A year or two under Nash will do wonders for him imvho.


----------



## WildByNature (Jul 13, 2005)

*Phoenix Suns*
Outgoing Players: James Jones, Marcus Banks

Incoming Players 
-Earl Boykins (PTS: 10.9 REB: 1.5 AST: 4.1 PER: 14.62)
Salary: $2,950,000 Years Remaining: 1

-Reggie Evans (PTS: 6.7 REB: 8.2 AST: 0.8 PER: 15.50)
Salary: $4,000,000 Years Remaining: 5 


*Denver Nuggets*
Outgoing Players: Earl Boykins, Reggie Evans

Incoming Players 
-James Jones (PTS: 3.5 REB: 2.0 AST: 0.7 PER: 5.82)
Salary: $2,650,000 Years Remaining: 2


-Marcus Banks (PTS: 3.8 REB: 1.1 AST: 1.4 PER: 7.30)
Salary: $3,600,000 Years Remaining: 5

Would PHX and DEN do this trade?


----------



## nffl (Jun 25, 2006)

WildByNature said:


> *Phoenix Suns*
> Outgoing Players: James Jones, Marcus Banks
> 
> Incoming Players
> ...


PHX yes, DEN no.


----------



## rdm2 (Sep 17, 2005)

I would take that DEN/PHX in a heartbeat......


But Denver wouldn't.


----------



## Hyperion (Dec 5, 2006)

WildByNature said:


> *Phoenix Suns*
> Outgoing Players: James Jones, Marcus Banks
> 
> Incoming Players
> ...


They won't trade Junior, he is going to be a stud in a year and they know it.

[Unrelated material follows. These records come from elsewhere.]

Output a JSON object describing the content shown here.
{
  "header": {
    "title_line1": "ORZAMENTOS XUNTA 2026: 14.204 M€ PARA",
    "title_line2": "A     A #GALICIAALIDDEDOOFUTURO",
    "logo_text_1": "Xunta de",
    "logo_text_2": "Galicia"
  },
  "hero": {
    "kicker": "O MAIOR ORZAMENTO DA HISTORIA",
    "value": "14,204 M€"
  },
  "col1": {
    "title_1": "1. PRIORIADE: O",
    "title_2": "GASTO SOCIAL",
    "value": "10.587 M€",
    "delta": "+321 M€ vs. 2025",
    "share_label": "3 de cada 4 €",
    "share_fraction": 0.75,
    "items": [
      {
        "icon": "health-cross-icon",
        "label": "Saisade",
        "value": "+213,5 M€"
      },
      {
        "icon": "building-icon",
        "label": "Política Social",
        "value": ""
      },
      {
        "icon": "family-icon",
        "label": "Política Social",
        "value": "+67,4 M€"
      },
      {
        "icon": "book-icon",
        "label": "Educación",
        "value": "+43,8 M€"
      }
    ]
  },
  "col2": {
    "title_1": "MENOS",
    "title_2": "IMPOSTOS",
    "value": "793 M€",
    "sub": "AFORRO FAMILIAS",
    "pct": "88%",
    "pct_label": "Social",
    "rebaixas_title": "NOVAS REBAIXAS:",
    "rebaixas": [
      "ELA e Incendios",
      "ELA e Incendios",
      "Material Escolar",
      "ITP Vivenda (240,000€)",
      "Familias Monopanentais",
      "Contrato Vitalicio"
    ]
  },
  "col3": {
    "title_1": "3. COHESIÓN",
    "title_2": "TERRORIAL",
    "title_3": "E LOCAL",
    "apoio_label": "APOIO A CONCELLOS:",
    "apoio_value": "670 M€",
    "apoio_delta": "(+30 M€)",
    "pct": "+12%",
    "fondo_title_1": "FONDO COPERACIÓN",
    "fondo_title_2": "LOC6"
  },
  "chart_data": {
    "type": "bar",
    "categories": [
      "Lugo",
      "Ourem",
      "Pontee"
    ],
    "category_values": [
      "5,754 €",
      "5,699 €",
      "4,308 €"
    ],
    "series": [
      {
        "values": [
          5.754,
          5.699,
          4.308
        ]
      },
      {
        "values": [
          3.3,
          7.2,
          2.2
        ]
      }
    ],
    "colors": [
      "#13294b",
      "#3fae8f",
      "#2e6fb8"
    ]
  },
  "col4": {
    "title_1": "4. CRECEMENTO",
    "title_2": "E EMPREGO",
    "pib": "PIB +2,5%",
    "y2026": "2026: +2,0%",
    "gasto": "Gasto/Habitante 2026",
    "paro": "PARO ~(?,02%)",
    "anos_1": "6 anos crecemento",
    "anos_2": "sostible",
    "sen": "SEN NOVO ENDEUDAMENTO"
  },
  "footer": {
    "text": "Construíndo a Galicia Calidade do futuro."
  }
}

Besides Boykins has gone off on multiple occasions for 30+pts. Neither Banks nor Jones have scored that many points in their whole careers!


----------



## dru_jones (Dec 1, 2006)

who's junior? 

i also don't think the nuggets are going to sign off on this deal of yours. 

if the suns do trade marcus, it would be to another team with a big need for a point guard. i know the cavs need a point guard. woud love for the suns to get varejao, they could package another spare swingman (piatkowski, james or jumaine) plus one of the suns first rounders next year.


----------



## Hyperion (Dec 5, 2006)

dru_jones said:


> who's junior?


james jones


----------